Этот процесс возвращения к вере и молитве давно уже начался в России: против абсолютного зла, против неизбывного страха, против беспомощного отчаяния есть только одна единственная абсолютная опора - искренняя и цельная религиозность, несущая с собою силу молитвы и силу покаянного очищения. Это надо понять и прочувствовать до конца. Нечего браться за освобождение и восстановление России без совести; а совесть живет только в искренней и цельной душе, где она звучит как голос Божий. Надо смыть позор своих преступлений, сорокалетних унижений, и слезы вынужденного страхом приспособления; а для этого необходимо религиозное покаяние. Надо смыть в душе черное бесчестие прошлых лет и вновь поверить в свою собственную непоколебимую честь и полную честность, чтобы восстановить доверие к самому себе и научиться узнавать людей заслуживающих доверия; а это возможно только перед лицом и судом Божиим. После всего пережитого и выстраданного надо искать и найти путь к Богу. Пути безбожия, бессовестности, бесчестия и дьявольской лжи исхожены и изведаны: они обличены и оказались погибельными. Необходимо глубокое обновление душ; и никакие модные лозунги и никакое политическое пустословие его не заменят: ни «демократия», ни «федерация», ни «свобода», ни «равенство», ни «братство», ни иное что-либо.

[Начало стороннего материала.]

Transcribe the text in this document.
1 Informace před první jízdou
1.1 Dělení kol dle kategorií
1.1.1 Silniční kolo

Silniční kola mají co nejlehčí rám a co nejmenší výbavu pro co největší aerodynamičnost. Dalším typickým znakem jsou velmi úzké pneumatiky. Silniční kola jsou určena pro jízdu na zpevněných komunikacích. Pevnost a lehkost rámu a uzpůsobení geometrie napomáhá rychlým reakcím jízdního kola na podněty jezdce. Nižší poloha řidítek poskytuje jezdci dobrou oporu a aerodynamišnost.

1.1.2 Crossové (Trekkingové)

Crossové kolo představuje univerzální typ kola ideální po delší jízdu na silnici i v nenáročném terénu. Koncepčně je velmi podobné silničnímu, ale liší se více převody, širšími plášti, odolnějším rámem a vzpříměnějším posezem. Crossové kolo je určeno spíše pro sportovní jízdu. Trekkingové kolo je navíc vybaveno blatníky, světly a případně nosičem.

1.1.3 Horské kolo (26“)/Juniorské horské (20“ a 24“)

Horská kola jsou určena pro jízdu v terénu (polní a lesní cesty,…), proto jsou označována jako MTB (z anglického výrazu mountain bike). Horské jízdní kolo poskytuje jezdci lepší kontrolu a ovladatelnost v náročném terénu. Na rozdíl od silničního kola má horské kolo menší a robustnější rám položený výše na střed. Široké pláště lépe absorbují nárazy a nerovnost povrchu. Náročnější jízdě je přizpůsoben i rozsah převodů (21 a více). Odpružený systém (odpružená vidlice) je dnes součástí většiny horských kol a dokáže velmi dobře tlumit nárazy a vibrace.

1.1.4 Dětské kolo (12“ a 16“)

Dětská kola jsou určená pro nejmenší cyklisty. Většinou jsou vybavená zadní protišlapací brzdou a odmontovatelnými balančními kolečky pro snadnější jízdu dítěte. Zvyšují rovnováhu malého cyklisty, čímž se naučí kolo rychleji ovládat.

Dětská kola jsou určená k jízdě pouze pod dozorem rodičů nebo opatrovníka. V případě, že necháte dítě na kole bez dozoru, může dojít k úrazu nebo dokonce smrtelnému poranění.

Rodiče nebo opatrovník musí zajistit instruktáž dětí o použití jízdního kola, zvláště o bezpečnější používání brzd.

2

И вряд ли Мы ошибемся, если скажем, что смысл происходящего ныне в России и состоит в конечном счете в этом прикровенном, тайном возвращении к вере и молитве. И лишь по мере того, как это религиозное возрождение будет совершаться, откроются и пути к воскресению русской поэзии.
 
*   *   *
Великая русская поэзия возродится тогда, когда в русской душе запоет ее последняя священная глубина, которая укажет поэтам новые, глубокие темы и дарует этим темам свою форму, свой ритм, свой размер и свои верные, точные слова. Эта священная глубина уже дана русскому человеку и обновлена в русской душе - и притом именно трагическим опытом последних сорока лет, но она еще не принята русскими людьми, русским созерцающим сердцем и поэтому еще не запела в русской поэзии. Однако это время близится...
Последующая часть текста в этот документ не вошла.